Not sure if that is a troll response, but that is very much of an apple/orange comparison.

1. My application needs postgres as it uses a few specific queries that sqlite does not support the same way. Hello `interval`.

2. Backups are automatic and transparent.

3. Upgrades, instance sizing and disk expansion are just a few clicks away.

4. I don't have to deal with hosting, power, internet, security.

5. Charts, logs, metrics all built in.

6. On the same network as the rest of the frontend... gcp functions.

Just one of those alone is worth the $300/yr imho.


Not trolling, I genuinely think it's a lot of money for a simple database though. Maybe yours isn't, but I don't know any provider that charges less than 300 for a hosted db.
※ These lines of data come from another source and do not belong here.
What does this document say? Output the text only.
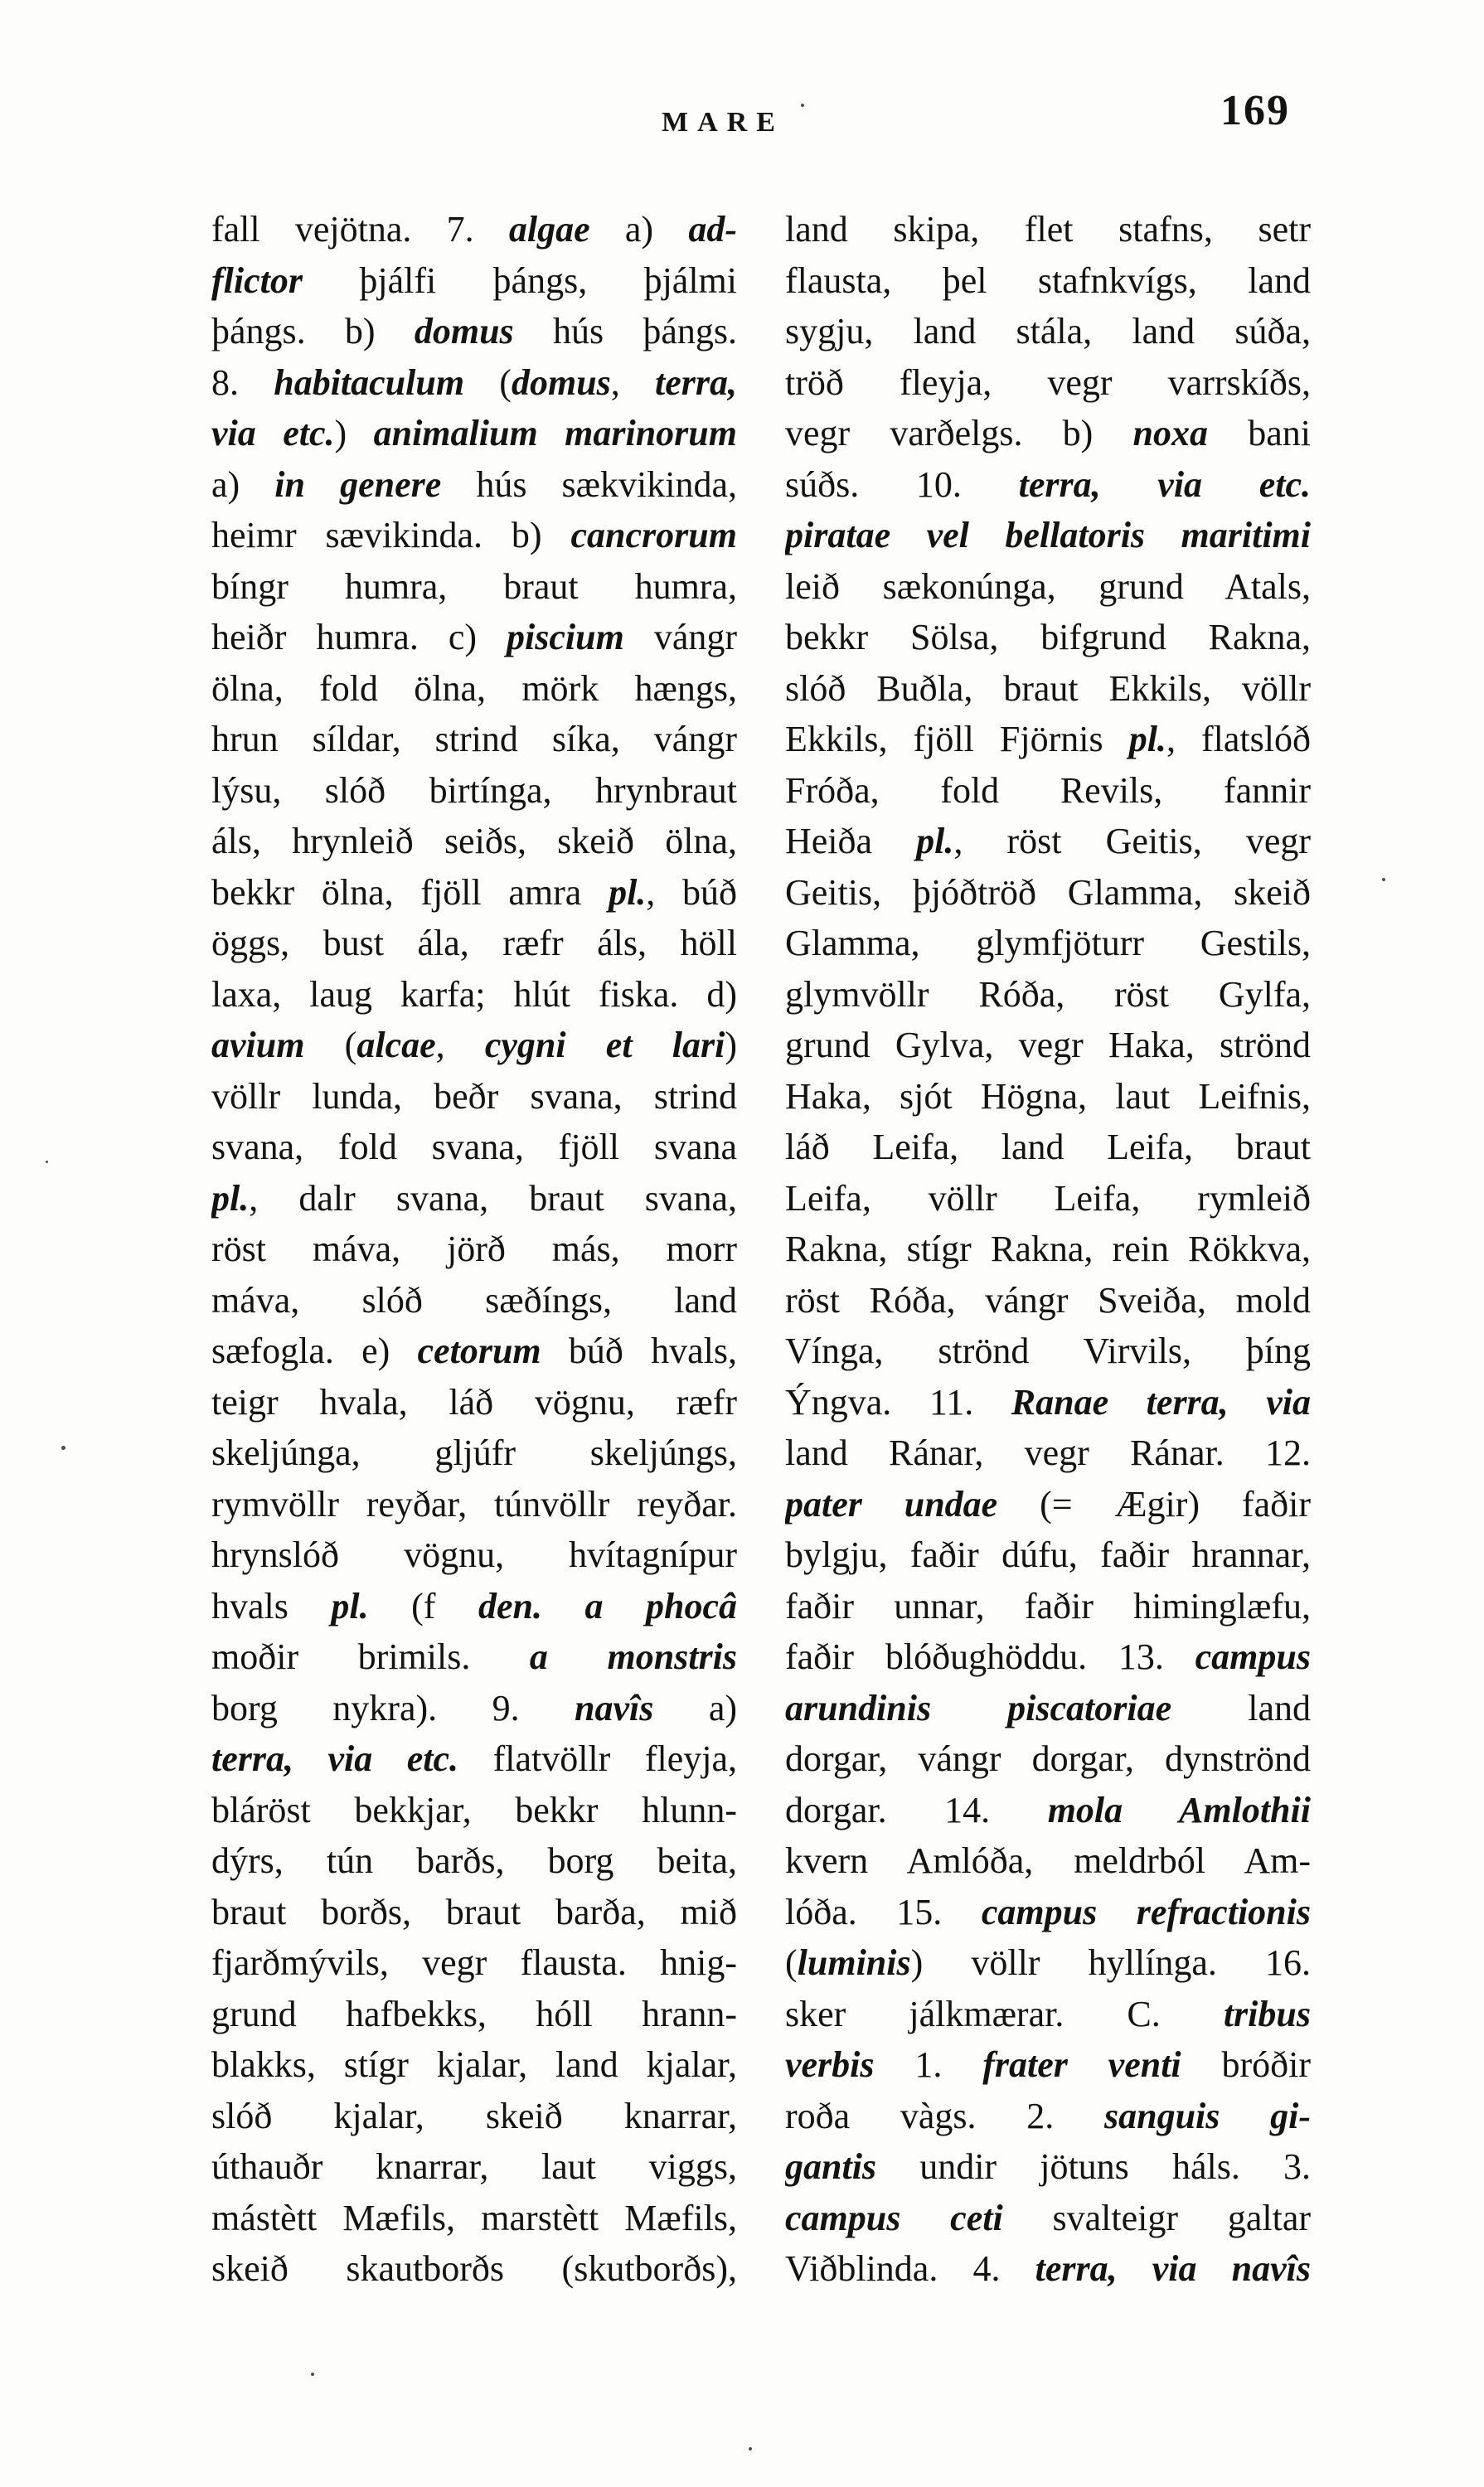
MARE	169
fall vejötna. 7. algae a) ad-
flictor þjálfi þángs, þjálmi
þángs. b) domus hús þángs.
8. habitaculum (domus, terra,
via etc.) animalium marinorum
a) in genere hús sækvikinda,
heimr sævikinda. b) cancrorum
bíngr humra, braut humra,
heiðr humra. c) piscium vángr
ölna, fold ölna, mörk hængs,
hrun síldar, strind síka, vángr
lýsu, slóð birtínga, hrynbraut
áls, hrynleið seiðs, skeið ölna,
bekkr ölna, fjöll amra pl., búð
öggs, bust ála, ræfr áls, höll
laxa, laug karfa; hlút fiska. d)
avium (alcae, cygni et lari)
völlr lunda, beðr svana, strind
svana, fold svana, fjöll svana
pl., dalr svana, braut svana,
röst máva, jörð más, morr
máva, slóð sæðíngs, land
sæfogla. e) cetorum búð hvals,
teigr hvala, láð vögnu, ræfr
skeljúnga, gljúfr skeljúngs,
rymvöllr reyðar, túnvöllr reyðar.
hrynslóð vögnu, hvítagnípur
hvals pl. (f den. a phocâ
moðir brimils. a monstris
borg nykra). 9. navîs a)
terra, via etc. flatvöllr fleyja,
bláröst bekkjar, bekkr hlunn-
dýrs, tún barðs, borg beita,
braut borðs, braut barða, mið
fjarðmývils, vegr flausta. hnig-
grund hafbekks, hóll hrann-
blakks, stígr kjalar, land kjalar,
slóð kjalar, skeið knarrar,
úthauðr knarrar, laut viggs,
mástètt Mæfils, marstètt Mæfils,
skeið skautborðs (skutborðs),
land skipa, flet stafns, setr
flausta, þel stafnkvígs, land
sygju, land stála, land súða,
tröð fleyja, vegr varrskíðs,
vegr varðelgs. b) noxa bani
súðs. 10. terra, via etc.
piratae vel bellatoris maritimi
leið sækonúnga, grund Atals,
bekkr Sölsa, bifgrund Rakna,
slóð Buðla, braut Ekkils, völlr
Ekkils, fjöll Fjörnis pl., flatslóð
Fróða, fold Revils, fannir
Heiða pl., röst Geitis, vegr
Geitis, þjóðtröð Glamma, skeið
Glamma, glymfjöturr Gestils,
glymvöllr Róða, röst Gylfa,
grund Gylva, vegr Haka, strönd
Haka, sjót Högna, laut Leifnis,
láð Leifa, land Leifa, braut
Leifa, völlr Leifa, rymleið
Rakna, stígr Rakna, rein Rökkva,
röst Róða, vángr Sveiða, mold
Vínga, strönd Virvils, þíng
Ýngva. 11. Ranae terra, via
land Ránar, vegr Ránar. 12.
pater undae (= Ægir) faðir
bylgju, faðir dúfu, faðir hrannar,
faðir unnar, faðir himinglæfu,
faðir blóðughöddu. 13. campus
arundinis piscatoriae land
dorgar, vángr dorgar, dynströnd
dorgar. 14. mola Amlothii
kvern Amlóða, meldrból Am-
lóða. 15. campus refractionis
(luminis) völlr hyllínga. 16.
sker jálkmærar. C. tribus
verbis 1. frater venti bróðir
roða vàgs. 2. sanguis gi-
gantis undir jötuns háls. 3.
campus ceti svalteigr galtar
Viðblinda. 4. terra, via navîs
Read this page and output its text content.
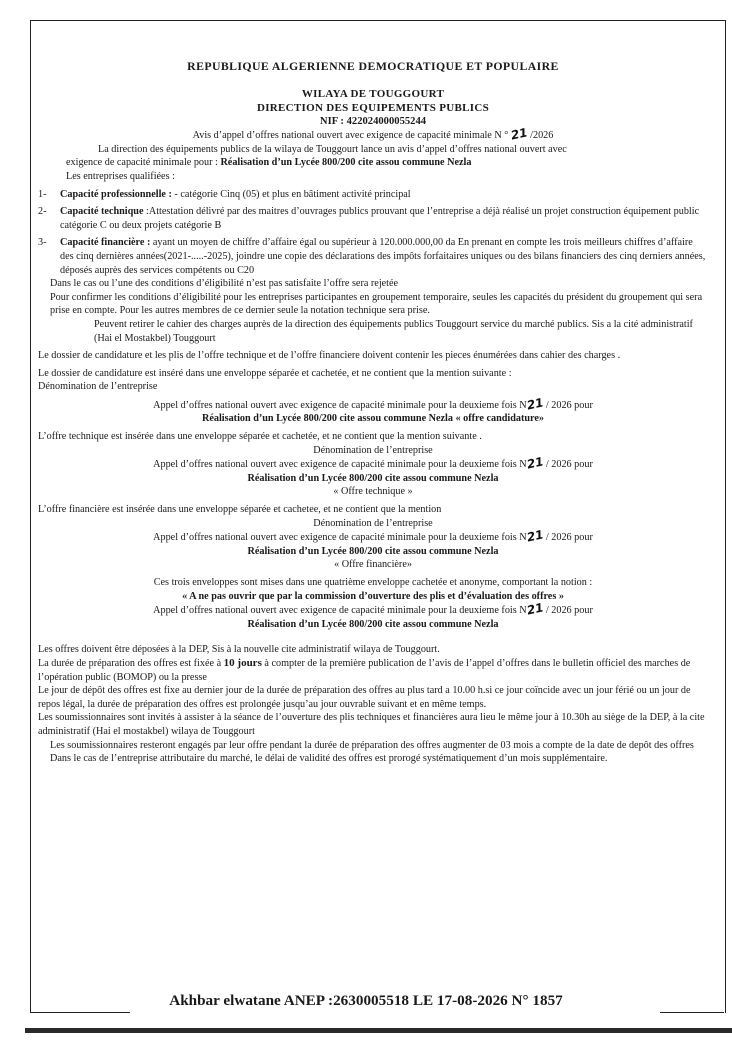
REPUBLIQUE ALGERIENNE DEMOCRATIQUE ET POPULAIRE
WILAYA DE TOUGGOURT
DIRECTION DES EQUIPEMENTS PUBLICS
NIF : 422024000055244
Avis d’appel d’offres national ouvert avec exigence de capacité minimale N ° 21 /2026
La direction des équipements publics de la wilaya de Touggourt lance un avis d’appel d’offres national ouvert avec
exigence de capacité minimale pour : Réalisation d’un Lycée 800/200 cite assou commune Nezla
Les entreprises qualifiées :
1-	Capacité professionnelle : - catégorie Cinq (05) et plus en bâtiment activité principal
2-	Capacité technique :Attestation délivré par des maitres d’ouvrages publics prouvant que l’entreprise a déjà réalisé un projet construction équipement public catégorie C ou deux projets catégorie B
3-	Capacité financière : ayant un moyen de chiffre d’affaire égal ou supérieur à 120.000.000,00 da En prenant en compte les trois meilleurs chiffres d’affaire des cinq dernières années(2021-.....-2025), joindre une copie des déclarations des impôts forfaitaires uniques ou des bilans financiers des cinq derniers années, déposés auprès des services compétents ou C20
Dans le cas ou l’une des conditions d’éligibilité n’est pas satisfaite l’offre sera rejetée
Pour confirmer les conditions d’éligibilité pour les entreprises participantes en groupement temporaire, seules les capacités du président du groupement qui sera prise en compte. Pour les autres membres de ce dernier seule la notation technique sera prise.
Peuvent retirer le cahier des charges auprès de la direction des équipements publics Touggourt service du marché publics. Sis a la cité administratif (Hai el Mostakbel) Touggourt
Le dossier de candidature et les plis de l’offre technique et de l’offre financiere doivent contenir les pieces énumérées dans cahier des charges .
Le dossier de candidature est inséré dans une enveloppe séparée et cachetée, et ne contient que la mention suivante :
Dénomination de l’entreprise
Appel d’offres national ouvert avec exigence de capacité minimale pour la deuxieme fois N21 / 2026 pour
Réalisation d’un Lycée 800/200 cite assou commune Nezla « offre candidature»
L’offre technique est insérée dans une enveloppe séparée et cachetée, et ne contient que la mention suivante .
Dénomination de l’entreprise
Appel d’offres national ouvert avec exigence de capacité minimale pour la deuxieme fois N21 / 2026 pour
Réalisation d’un Lycée 800/200 cite assou commune Nezla
« Offre technique »
L’offre financière est insérée dans une enveloppe séparée et cachetee, et ne contient que la mention
Dénomination de l’entreprise
Appel d’offres national ouvert avec exigence de capacité minimale pour la deuxieme fois N21 / 2026 pour
Réalisation d’un Lycée 800/200 cite assou commune Nezla
« Offre financière»
Ces trois enveloppes sont mises dans une quatrième enveloppe cachetée et anonyme, comportant la notion :
« A ne pas ouvrir que par la commission d’ouverture des plis et d’évaluation des offres »
Appel d’offres national ouvert avec exigence de capacité minimale pour la deuxieme fois N21 / 2026 pour
Réalisation d’un Lycée 800/200 cite assou commune Nezla
Les offres doivent être déposées à la DEP, Sis à la nouvelle cite administratif wilaya de Touggourt.
La durée de préparation des offres est fixée à 10 jours à compter de la première publication de l’avis de l’appel d’offres dans le bulletin officiel des marches de l’opération public (BOMOP) ou la presse
Le jour de dépôt des offres est fixe au dernier jour de la durée de préparation des offres au plus tard a 10.00 h.si ce jour coïncide avec un jour férié ou un jour de repos légal, la durée de préparation des offres est prolongée jusqu’au jour ouvrable suivant et en même temps.
Les soumissionnaires sont invités à assister à la séance de l’ouverture des plis techniques et financières aura lieu le même jour à 10.30h au siège de la DEP, à la cite administratif (Hai el mostakbel) wilaya de Touggourt
Les soumissionnaires resteront engagés par leur offre pendant la durée de préparation des offres augmenter de 03 mois a compte de la date de depôt des offres
Dans le cas de l’entreprise attributaire du marché, le délai de validité des offres est prorogé systématiquement d’un mois supplémentaire.
Akhbar elwatane ANEP :2630005518 LE 17-08-2026 N° 1857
Btw Sqlite can go a long way:

https://fly.io/blog/all-in-on-sqlite-litestream/

https://blog.expensify.com/2018/01/08/scaling-sqlite-to-4m-q...


no database is 'simple'. it really depends on the use case, doesn't it?

"going a long way" on sqlite would have really end up biting me in the ass as soon as my app needed to scale beyond it. now i've written a bunch of sqlite specific queries (ex: show me all the rows that were modified over 10 minutes ago) that i'd need to spend time migrating and testing on another database.

in my case, i had no idea what the actual load on my database was going to be. i knew i'd be sending it a constant stream of traffic and the traffic would grow over time, but until i did that, there was no (easy) way to load test it.

i started with the $7/mo option and when i grew out of that, a couple clicks later i was onto the $13/mo option. unloading the points i outlined above from my concerns allowed me to focus on building features instead of infrastructure.

it is all about perspective and approaching things in a way that is logical, not thinking in terms of the latest HN headlines. this app is the backend for something generating many millions of dollars a year in revenue. $300/mo is nothing in the grand scheme of things.


Let's say you have a hobby or open source website that requires a database backend and isn't making money. $300 / year is quite expensive all of a sudden.


Indeed and that is why there are plenty of options for free tiers. I even started off with the $84/yr option, which isn't too bad.

I've lost the point of your message though. Your original response suggested a RPI... which is about $35 just for the base hardware and it doesn't do nearly what I outlined above.